Dopo Intesa Sanpaolo, Unicredit, Bnl, Mps, Banco Popolare e Credit Agricole, anche Banca Carige si propone come acquirente del credito a fronte di lavori che danno diritto al superbonus 110% oppure al semplice ecobonus.

Ricordiamo, infatti, che grazie all’iniziativa governativa, il beneficiario può, in luogo della detrazione fiscale, optare per lo sconto in fattura oppure per la cessione del credito a terzi (tra cui anche le banche). Stessa cosa, viene prevista dall’art. 121 del Decreto Rilancio per gli interventi che danno diritto all’ecobonus (detrazione per interventi di efficientamento energetico).

Dal proprio sito istituzionale, Banca Carige, dunque, fa sapere che, a chi dovesse decidere di cedere il proprio credito d’imposta alla banca, verrà corrisposto un ammontare pari al 93,19% del suo valore nominale (quindi, 102,50 euro per ogni 110 euro) per spese detraibili in 5 anni (come il superbonus 110%).

Per le spese detraibili in 10 anni (ecobonus), invece, a fronte della cessione verrà corrisposto un ammontare pari al 81,12% del valore nominale della detrazione (ossia, 81,12 euro ogni 100 euro).

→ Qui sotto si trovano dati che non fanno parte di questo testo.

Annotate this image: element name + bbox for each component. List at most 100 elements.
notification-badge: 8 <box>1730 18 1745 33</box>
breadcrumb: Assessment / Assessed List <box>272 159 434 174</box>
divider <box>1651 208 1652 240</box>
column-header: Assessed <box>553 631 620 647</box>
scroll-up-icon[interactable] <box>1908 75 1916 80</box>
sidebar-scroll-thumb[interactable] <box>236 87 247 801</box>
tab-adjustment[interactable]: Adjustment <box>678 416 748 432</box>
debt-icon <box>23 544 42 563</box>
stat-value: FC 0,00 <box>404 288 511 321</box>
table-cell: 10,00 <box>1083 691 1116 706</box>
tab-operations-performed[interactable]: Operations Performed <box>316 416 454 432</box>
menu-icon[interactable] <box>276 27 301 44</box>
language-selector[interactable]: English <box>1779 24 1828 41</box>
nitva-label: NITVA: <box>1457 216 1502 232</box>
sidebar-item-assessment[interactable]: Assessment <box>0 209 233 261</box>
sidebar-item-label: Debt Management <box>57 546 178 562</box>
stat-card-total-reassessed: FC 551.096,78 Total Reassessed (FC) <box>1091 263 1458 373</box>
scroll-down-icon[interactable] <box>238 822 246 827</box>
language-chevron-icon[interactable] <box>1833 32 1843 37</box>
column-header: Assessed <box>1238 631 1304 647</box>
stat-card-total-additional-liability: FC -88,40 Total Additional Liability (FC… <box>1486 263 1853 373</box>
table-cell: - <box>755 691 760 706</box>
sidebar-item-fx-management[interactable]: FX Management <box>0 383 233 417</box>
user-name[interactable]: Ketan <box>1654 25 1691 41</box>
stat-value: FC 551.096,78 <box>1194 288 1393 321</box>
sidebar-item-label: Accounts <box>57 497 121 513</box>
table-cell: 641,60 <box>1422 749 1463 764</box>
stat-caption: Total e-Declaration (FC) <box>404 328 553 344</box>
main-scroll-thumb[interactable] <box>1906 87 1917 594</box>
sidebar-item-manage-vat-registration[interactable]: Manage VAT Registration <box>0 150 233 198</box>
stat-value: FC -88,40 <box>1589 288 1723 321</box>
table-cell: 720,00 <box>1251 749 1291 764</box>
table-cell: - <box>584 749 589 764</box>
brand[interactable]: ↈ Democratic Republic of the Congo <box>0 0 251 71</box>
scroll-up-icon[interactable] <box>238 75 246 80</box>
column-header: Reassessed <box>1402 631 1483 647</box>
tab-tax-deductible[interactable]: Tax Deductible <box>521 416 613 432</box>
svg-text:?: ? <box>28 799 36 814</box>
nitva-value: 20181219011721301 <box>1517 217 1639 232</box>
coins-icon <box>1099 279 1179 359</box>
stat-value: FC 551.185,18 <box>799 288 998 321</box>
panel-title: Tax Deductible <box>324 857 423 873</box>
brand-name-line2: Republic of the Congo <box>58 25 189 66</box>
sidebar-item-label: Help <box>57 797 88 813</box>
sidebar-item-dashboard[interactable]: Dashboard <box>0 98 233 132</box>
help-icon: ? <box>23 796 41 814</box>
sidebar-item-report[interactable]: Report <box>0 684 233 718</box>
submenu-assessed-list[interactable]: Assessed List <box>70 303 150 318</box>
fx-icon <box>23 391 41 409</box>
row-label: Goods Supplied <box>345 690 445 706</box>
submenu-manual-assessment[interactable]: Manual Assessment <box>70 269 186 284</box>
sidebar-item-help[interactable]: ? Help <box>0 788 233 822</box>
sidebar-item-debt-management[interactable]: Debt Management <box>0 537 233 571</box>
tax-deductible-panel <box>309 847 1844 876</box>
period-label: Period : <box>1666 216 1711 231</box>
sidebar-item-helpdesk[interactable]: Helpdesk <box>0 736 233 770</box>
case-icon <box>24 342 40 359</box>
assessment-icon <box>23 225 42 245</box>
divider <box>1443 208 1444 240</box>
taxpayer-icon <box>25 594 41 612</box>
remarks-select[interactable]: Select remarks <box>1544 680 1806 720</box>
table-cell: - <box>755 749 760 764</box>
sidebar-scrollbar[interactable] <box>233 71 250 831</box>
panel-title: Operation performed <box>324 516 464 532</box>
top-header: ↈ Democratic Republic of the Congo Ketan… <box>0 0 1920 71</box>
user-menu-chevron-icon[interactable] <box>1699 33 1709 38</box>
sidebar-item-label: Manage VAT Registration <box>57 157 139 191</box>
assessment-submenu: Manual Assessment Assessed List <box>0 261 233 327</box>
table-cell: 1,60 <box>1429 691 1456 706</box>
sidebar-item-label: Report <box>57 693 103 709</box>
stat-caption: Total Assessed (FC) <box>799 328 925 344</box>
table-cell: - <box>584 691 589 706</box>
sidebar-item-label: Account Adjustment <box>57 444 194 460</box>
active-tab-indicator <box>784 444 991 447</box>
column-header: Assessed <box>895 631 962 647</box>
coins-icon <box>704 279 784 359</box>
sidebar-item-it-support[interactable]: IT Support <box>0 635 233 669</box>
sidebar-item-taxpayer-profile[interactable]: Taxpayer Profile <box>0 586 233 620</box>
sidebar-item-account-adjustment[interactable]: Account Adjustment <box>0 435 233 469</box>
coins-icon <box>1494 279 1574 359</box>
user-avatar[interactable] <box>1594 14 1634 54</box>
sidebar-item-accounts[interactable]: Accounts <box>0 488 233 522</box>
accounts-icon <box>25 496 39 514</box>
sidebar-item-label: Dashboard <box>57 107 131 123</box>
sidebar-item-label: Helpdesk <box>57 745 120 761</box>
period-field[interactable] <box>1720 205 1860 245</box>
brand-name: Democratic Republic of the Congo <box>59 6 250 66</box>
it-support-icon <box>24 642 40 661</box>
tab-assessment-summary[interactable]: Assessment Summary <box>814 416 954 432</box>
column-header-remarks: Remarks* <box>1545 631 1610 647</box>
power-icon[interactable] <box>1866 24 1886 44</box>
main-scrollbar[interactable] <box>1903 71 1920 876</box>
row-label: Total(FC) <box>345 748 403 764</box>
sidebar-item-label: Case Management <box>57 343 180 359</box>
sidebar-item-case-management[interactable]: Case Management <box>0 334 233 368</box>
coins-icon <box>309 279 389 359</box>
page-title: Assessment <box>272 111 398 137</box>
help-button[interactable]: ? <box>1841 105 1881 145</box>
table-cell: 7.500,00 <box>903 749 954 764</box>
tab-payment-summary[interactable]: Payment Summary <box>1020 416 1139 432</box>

Il credito verrà liquidato ad avanzamento lavori ed in particolare in tre step:

  • il primo con stato di avanzamento pari a minimo il 30% del capitolato;
  • il secondo con minimo un ulteriore 30%;
  • il restante al termine dei lavori.

Laddove, invece, si abbia necessità di liquidità immediata per avviare i lavori, Banca Carige offre la possibilità di un finanziamento con apertura di credito in conto corrente che dovrà essere utilizzata per pagare gli interventi che danno diritto ai benefici fiscali, nel limite massimo dell’importo del credito fiscale ceduto.